Generating Open XML Documents using T4 Text Templates

This is a fun project that I’ve been meaning to do for some time – and I finally found the time in the last week.  T4 Text Templates are a very cool technology in Visual Studio 2008 and 2010 that make it super-easy to generate C# code, XML, or other text in an automated fashion as part of the editing experience in Visual Studio.  The way they work is that you write a text template that consists of a mixture of text and code.  The text can be C# code, XML, HTML, or just about any kind of text that you can imagine.  The code can be C# or VB.NET – the code is embedded in special code blocks that are delimited by <# and #>.  Then, when you save the template in Visual Studio, at that point in time, right as you save it, Visual Studio transforms the template into a complete program, compiles it, runs it, and then saves the output in a file in your project.

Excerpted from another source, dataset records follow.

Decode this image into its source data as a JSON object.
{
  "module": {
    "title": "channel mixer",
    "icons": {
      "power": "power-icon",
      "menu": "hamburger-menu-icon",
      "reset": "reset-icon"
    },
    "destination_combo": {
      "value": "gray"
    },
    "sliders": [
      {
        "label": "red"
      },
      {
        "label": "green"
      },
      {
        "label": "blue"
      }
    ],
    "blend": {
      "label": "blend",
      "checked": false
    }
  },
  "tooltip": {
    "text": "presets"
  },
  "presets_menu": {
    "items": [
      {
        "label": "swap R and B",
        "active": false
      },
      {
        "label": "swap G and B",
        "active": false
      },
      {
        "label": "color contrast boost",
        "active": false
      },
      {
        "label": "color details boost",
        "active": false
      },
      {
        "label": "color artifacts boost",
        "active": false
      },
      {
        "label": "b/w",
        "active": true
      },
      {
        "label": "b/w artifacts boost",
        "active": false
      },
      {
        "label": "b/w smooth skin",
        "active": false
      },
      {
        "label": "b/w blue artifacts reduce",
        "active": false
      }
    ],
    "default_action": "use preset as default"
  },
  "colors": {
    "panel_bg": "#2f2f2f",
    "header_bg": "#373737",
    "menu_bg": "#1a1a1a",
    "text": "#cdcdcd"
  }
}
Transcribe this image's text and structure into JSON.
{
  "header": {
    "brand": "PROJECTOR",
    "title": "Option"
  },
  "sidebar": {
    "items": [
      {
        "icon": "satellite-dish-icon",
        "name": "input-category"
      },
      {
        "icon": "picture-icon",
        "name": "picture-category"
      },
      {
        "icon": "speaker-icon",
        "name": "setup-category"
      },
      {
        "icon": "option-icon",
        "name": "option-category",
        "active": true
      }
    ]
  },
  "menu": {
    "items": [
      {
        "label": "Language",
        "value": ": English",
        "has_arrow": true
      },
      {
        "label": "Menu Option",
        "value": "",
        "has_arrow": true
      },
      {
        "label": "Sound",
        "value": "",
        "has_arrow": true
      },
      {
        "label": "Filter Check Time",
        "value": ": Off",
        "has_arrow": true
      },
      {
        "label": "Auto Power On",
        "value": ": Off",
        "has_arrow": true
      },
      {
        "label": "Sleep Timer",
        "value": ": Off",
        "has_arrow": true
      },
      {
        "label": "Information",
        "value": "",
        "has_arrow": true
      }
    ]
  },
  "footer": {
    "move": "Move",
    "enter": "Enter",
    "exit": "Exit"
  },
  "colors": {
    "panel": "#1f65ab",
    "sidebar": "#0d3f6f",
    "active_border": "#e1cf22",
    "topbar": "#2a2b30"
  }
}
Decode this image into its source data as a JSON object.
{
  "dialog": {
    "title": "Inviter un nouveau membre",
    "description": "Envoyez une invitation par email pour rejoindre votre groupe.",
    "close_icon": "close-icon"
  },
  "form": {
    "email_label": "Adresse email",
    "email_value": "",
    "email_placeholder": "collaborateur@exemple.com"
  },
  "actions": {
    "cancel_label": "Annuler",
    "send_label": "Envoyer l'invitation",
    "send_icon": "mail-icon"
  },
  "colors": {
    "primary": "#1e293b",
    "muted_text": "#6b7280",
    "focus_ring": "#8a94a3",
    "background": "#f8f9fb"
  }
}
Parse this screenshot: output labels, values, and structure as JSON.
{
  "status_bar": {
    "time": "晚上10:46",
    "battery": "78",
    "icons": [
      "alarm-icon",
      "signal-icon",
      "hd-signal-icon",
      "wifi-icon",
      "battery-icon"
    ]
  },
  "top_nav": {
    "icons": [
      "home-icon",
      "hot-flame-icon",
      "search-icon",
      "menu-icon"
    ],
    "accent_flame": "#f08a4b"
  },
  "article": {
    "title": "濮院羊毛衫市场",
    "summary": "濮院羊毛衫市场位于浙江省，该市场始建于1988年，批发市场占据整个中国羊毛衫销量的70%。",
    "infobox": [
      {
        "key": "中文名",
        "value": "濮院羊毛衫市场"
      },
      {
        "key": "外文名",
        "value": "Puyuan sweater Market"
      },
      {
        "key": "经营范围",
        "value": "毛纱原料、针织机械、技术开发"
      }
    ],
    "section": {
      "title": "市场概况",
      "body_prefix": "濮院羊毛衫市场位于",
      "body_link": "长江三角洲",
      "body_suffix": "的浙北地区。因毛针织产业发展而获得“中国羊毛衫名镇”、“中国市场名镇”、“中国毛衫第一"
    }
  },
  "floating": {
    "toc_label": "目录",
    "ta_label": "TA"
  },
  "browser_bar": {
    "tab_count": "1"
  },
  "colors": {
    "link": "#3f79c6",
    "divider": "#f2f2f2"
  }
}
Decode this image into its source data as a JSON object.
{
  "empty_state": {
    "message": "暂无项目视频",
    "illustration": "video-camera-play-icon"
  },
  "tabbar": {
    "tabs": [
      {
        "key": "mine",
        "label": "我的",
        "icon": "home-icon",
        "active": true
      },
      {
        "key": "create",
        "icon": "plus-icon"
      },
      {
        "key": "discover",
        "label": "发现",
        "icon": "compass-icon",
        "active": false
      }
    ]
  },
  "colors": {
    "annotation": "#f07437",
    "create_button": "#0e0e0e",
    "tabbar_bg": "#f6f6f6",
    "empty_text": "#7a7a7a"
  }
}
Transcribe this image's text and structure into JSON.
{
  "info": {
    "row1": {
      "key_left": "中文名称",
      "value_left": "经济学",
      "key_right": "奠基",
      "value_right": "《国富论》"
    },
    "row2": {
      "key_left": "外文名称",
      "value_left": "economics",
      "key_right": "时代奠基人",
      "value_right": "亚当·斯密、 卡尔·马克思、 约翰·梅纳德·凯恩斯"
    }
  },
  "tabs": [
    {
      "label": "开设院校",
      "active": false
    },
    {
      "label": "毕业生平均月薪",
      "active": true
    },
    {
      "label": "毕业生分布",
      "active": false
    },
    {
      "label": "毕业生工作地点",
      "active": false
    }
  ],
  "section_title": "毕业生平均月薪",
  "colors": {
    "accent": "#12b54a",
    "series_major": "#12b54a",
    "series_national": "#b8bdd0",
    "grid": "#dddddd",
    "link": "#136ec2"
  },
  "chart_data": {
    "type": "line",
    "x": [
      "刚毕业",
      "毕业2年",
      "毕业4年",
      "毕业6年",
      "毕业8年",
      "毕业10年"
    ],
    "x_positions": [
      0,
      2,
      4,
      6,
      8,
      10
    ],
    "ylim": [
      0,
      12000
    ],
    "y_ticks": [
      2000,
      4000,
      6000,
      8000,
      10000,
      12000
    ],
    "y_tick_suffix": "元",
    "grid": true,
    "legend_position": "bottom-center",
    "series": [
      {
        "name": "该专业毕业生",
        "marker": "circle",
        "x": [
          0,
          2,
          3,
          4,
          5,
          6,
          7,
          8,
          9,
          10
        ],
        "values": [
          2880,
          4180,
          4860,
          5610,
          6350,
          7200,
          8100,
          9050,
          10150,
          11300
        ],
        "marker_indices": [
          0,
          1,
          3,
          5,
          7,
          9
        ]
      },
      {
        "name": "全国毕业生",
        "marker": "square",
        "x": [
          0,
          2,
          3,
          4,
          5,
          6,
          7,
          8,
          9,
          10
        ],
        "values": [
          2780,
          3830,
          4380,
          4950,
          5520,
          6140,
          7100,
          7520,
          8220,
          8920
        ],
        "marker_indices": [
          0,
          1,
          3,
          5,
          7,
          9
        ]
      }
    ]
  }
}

This is a natural technology to apply to Open XML document generation. In this video, I create a text template from some LINQ to XML code, and a word-processing document that I saved in the Flat OPC format.  When you save the template, it generates automatically a word-processing document from the template.  You can open the word-processing document immediately after saving the template.

While it is great to edit and develop T4 templates in Visual Studio 2010, you may want to generate a document in a different context – perhaps as part of a larger process.  You can write your own T4 template processor by writing a ‘Custom Host’.  The video walks through this process and demonstrates generating a word-processing document from a command line program.  Note that before you can build a Custom Host, you need to install the Visual Studio 2010 SDK.

I kept the actual document that I generate as simple as possible, as I was more concerned about demonstrating the mechanics of using T4 templates to generate Open XML documents.  You can take these basic ideas that I present in this video, and generate some really complicated documents with a minimum of effort.

I’ve attached the code to this post.

One last point – as I mentioned earlier in this post, in the video, I show generating a Flat OPC document.  It is pretty simple to convert that Flat OPC document to an ordinary DOCX.  The blog post, Transforming Flat OPC Format to Open XML Documents, shows how.

T4 templates are cool.  I hope you enjoy watching this video as much as I enjoyed making it.